To compensate for our hopelessly selfish, clouded brains, Trout offers “prosthetics for our stunted judgment” in the form of, well, would-be philosopher kings like himself. He proposes that a slightly creepy-sounding House Committee on Social Science vet legislation and weed out policies that don’t pass muster. He doesn’t say much about how such a body would convince us to accept policies that go against our instincts, but gives plenty of examples of how “outside strategies” can be used to trick people into doing the right thing. The Amsterdam airport, for example, cleaned up its men’s rooms by sticking decals of a fly inside its urinals. Men unconsciously aimed for the fly, and voilà—”urine spillage” dropped 80 percent. If we can fool guys into peeing straight, then maybe we really can clean up Washington.

Where Trout sees flaws in our nature, Dacher Keltner sees perfection. A professor of psychology at the University of California-Berkeley, he maintains that we’re all good guys at heart. The villain is our “broader ideology about human nature,” particularly the assumption, perpetuated by Machiavelli, Ayn Rand, and the gop, that we are “selfish, competitive gratification machines.” Instead, he insists, our emotions are not “disruptive, base tendencies”—they are “commitment devices…embodied in our bodies, [that] shape judgment in [a] systematic fashion.” In other words, we don’t need religion or government to make us follow the Golden Rule; it’s already in our brains. We are not “wired to prioritize the bad.”

Unfortunately, however, modern life has made us lose touch with our basic nature. Keltner cites an experiment where subjects were asked to interpret another person’s facial expressions. When they saw someone making sympathetic faces, the subjects mistakenly thought she was constipated or drunk. Even the human voice turns out to be a poor communicator of our pro-social emotions. It seems that only touch can foster true compassion. Which is why Keltner, like Bowling Alone author Robert Putnam, wants us out in the world, playing pickup basketball, finding awe in nature, and—if we’re as lucky as he is—getting our earlobes playfully squeezed by the Dalai Lama.

Keltner suggests we all strive for the Confucian concept of jen, in which a person “brings the good things of others to completion and does not bring the bad things of others to completion.” But when it comes to politics, he avoids coming off like Dennis Kucinich in a lab coat. He doesn’t have techno-utopian dreams like Trout; he makes no grandiose calls for a Department of Peace or an inspector jen-eral. We can never eliminate the bad, but we can overcome it with individual good.
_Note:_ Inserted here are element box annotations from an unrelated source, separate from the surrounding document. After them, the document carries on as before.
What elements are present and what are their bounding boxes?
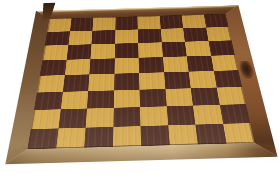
square-f8[interactable] (159, 15, 183, 29)
square-d8[interactable] (115, 16, 138, 30)
square-b8[interactable] (70, 18, 94, 32)
square-g6[interactable] (185, 41, 211, 56)
square-a8[interactable] (47, 18, 71, 32)
square-e4[interactable] (139, 72, 165, 89)
square-f2[interactable] (166, 106, 195, 126)
square-e5[interactable] (139, 57, 164, 73)
square-h3[interactable] (216, 87, 246, 105)
square-f3[interactable] (165, 88, 193, 106)
square-c4[interactable] (88, 74, 114, 91)
square-g7[interactable] (183, 27, 208, 41)
square-b3[interactable] (60, 91, 88, 109)
square-a7[interactable] (45, 31, 70, 45)
square-b1[interactable] (56, 127, 86, 148)
square-h8[interactable] (204, 14, 229, 28)
square-a6[interactable] (42, 45, 68, 60)
square-d3[interactable] (113, 89, 139, 107)
square-f7[interactable] (160, 28, 184, 42)
square-f6[interactable] (162, 42, 187, 57)
square-g2[interactable] (193, 105, 223, 124)
square-b4[interactable] (63, 74, 90, 91)
square-e3[interactable] (139, 89, 166, 107)
square-d2[interactable] (113, 107, 140, 127)
square-h1[interactable] (223, 123, 255, 144)
square-f1[interactable] (168, 124, 198, 145)
square-d6[interactable] (115, 43, 139, 58)
square-c1[interactable] (84, 127, 113, 148)
square-b5[interactable] (65, 59, 91, 75)
wood-knot-icon (238, 61, 256, 80)
square-d1[interactable] (113, 126, 141, 147)
square-a5[interactable] (40, 60, 67, 76)
square-h7[interactable] (206, 27, 232, 41)
square-f5[interactable] (163, 56, 189, 72)
square-c3[interactable] (87, 90, 114, 108)
square-c8[interactable] (92, 17, 115, 31)
square-h2[interactable] (219, 104, 250, 123)
board-photo (0, 0, 280, 179)
square-a2[interactable] (31, 109, 61, 129)
square-c7[interactable] (91, 30, 115, 44)
square-e6[interactable] (138, 42, 162, 57)
square-g3[interactable] (191, 87, 220, 105)
square-g5[interactable] (187, 56, 214, 72)
board-grid (27, 14, 254, 149)
square-a3[interactable] (34, 92, 63, 110)
square-c2[interactable] (86, 108, 114, 128)
chessboard (5, 5, 277, 164)
square-f4[interactable] (164, 72, 191, 89)
square-g8[interactable] (182, 14, 206, 28)
square-c6[interactable] (90, 44, 114, 59)
square-h6[interactable] (208, 40, 235, 55)
square-e1[interactable] (140, 125, 169, 146)
square-h5[interactable] (211, 55, 239, 71)
square-d7[interactable] (115, 29, 138, 43)
square-e8[interactable] (137, 16, 160, 30)
square-c5[interactable] (89, 58, 114, 74)
square-b2[interactable] (58, 109, 87, 129)
square-b6[interactable] (66, 44, 91, 59)
square-g1[interactable] (195, 124, 226, 145)
square-h4[interactable] (213, 70, 242, 87)
square-d4[interactable] (114, 73, 140, 90)
square-d5[interactable] (114, 58, 139, 74)
square-b7[interactable] (68, 31, 92, 45)
square-a4[interactable] (37, 75, 65, 92)
square-a1[interactable] (27, 128, 58, 149)
square-e7[interactable] (138, 29, 162, 43)
square-g4[interactable] (189, 71, 217, 88)
square-e2[interactable] (140, 106, 168, 126)
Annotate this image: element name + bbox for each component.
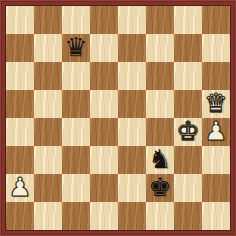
square-a7[interactable] (6, 34, 34, 62)
square-d1[interactable] (90, 202, 118, 230)
square-b6[interactable] (34, 62, 62, 90)
square-a5[interactable] (6, 90, 34, 118)
square-c6[interactable] (62, 62, 90, 90)
square-e7[interactable] (118, 34, 146, 62)
square-h8[interactable] (202, 6, 230, 34)
square-h2[interactable] (202, 174, 230, 202)
square-c1[interactable] (62, 202, 90, 230)
square-h6[interactable] (202, 62, 230, 90)
square-h7[interactable] (202, 34, 230, 62)
square-e4[interactable] (118, 118, 146, 146)
white-king-piece[interactable]: ♚ (176, 118, 199, 144)
square-a3[interactable] (6, 146, 34, 174)
square-a8[interactable] (6, 6, 34, 34)
square-d6[interactable] (90, 62, 118, 90)
square-e5[interactable] (118, 90, 146, 118)
square-f4[interactable] (146, 118, 174, 146)
white-pawn-piece[interactable]: ♟ (8, 174, 31, 200)
square-d2[interactable] (90, 174, 118, 202)
black-knight-piece[interactable]: ♞ (148, 146, 171, 172)
square-b7[interactable] (34, 34, 62, 62)
square-f1[interactable] (146, 202, 174, 230)
square-f8[interactable] (146, 6, 174, 34)
square-h3[interactable] (202, 146, 230, 174)
square-d3[interactable] (90, 146, 118, 174)
square-b4[interactable] (34, 118, 62, 146)
square-g2[interactable] (174, 174, 202, 202)
square-c3[interactable] (62, 146, 90, 174)
square-a2[interactable]: ♟ (6, 174, 34, 202)
square-f3[interactable]: ♞ (146, 146, 174, 174)
black-king-piece[interactable]: ♚ (148, 174, 171, 200)
square-b5[interactable] (34, 90, 62, 118)
square-d4[interactable] (90, 118, 118, 146)
square-c4[interactable] (62, 118, 90, 146)
square-d5[interactable] (90, 90, 118, 118)
square-c7[interactable]: ♛ (62, 34, 90, 62)
square-c8[interactable] (62, 6, 90, 34)
square-h4[interactable]: ♟ (202, 118, 230, 146)
square-e2[interactable] (118, 174, 146, 202)
square-d8[interactable] (90, 6, 118, 34)
square-h1[interactable] (202, 202, 230, 230)
chess-board: ♛♛♚♟♞♟♚ (6, 6, 230, 230)
black-queen-piece[interactable]: ♛ (64, 34, 87, 60)
square-e1[interactable] (118, 202, 146, 230)
white-pawn-piece[interactable]: ♟ (204, 118, 227, 144)
square-c2[interactable] (62, 174, 90, 202)
square-c5[interactable] (62, 90, 90, 118)
board-frame: ♛♛♚♟♞♟♚ (0, 0, 236, 236)
square-a1[interactable] (6, 202, 34, 230)
square-g5[interactable] (174, 90, 202, 118)
square-b8[interactable] (34, 6, 62, 34)
square-a4[interactable] (6, 118, 34, 146)
square-e8[interactable] (118, 6, 146, 34)
square-g8[interactable] (174, 6, 202, 34)
square-b1[interactable] (34, 202, 62, 230)
square-g7[interactable] (174, 34, 202, 62)
square-a6[interactable] (6, 62, 34, 90)
square-e3[interactable] (118, 146, 146, 174)
square-d7[interactable] (90, 34, 118, 62)
square-f7[interactable] (146, 34, 174, 62)
square-h5[interactable]: ♛ (202, 90, 230, 118)
square-f5[interactable] (146, 90, 174, 118)
square-g1[interactable] (174, 202, 202, 230)
square-f6[interactable] (146, 62, 174, 90)
square-g3[interactable] (174, 146, 202, 174)
square-g4[interactable]: ♚ (174, 118, 202, 146)
square-b2[interactable] (34, 174, 62, 202)
square-g6[interactable] (174, 62, 202, 90)
white-queen-piece[interactable]: ♛ (204, 90, 227, 116)
square-f2[interactable]: ♚ (146, 174, 174, 202)
square-b3[interactable] (34, 146, 62, 174)
square-e6[interactable] (118, 62, 146, 90)
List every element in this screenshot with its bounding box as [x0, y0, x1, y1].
Can this optimistic, grassroots proposal for stimulating human kindness be reconciled with Trout’s wary, top-down approach? When it comes to the nitty-gritty of governing, is there a third way between aimless selflessness and narrow selfishness? Perhaps. One of Trout’s more populist suggestions is to create “minipublics,” small panels of randomly selected “ordinary folks” that would weigh in on policies before they’re implemented. As an antidote to blue-ribbon panels, similar efforts have been attempted in Canada, where they have tackled tough issues such as election reform. Trout thinks minipublics would help us keep our biases and shortsightedness in check. Yet they also could be a way to give us the intimate social experiences that Keltner believes will restore our capacity for empathy.

It may sound like the public-policy equivalent of jury duty, but this kind of civic obligation might satisfy Americans’ hunger to do more than just mark a ballot every four years. We want to do right, but we’re also inclined to think that our righteousness is not based on our actions, but rather the despicableness of our opponents. In his acceptance speech, President-elect Obama seemed to acknowledge this when he called for hard work and sacrifice in the years ahead. His success or failure may hinge on whether he can convince enough of us that doing good doesn’t always feel good.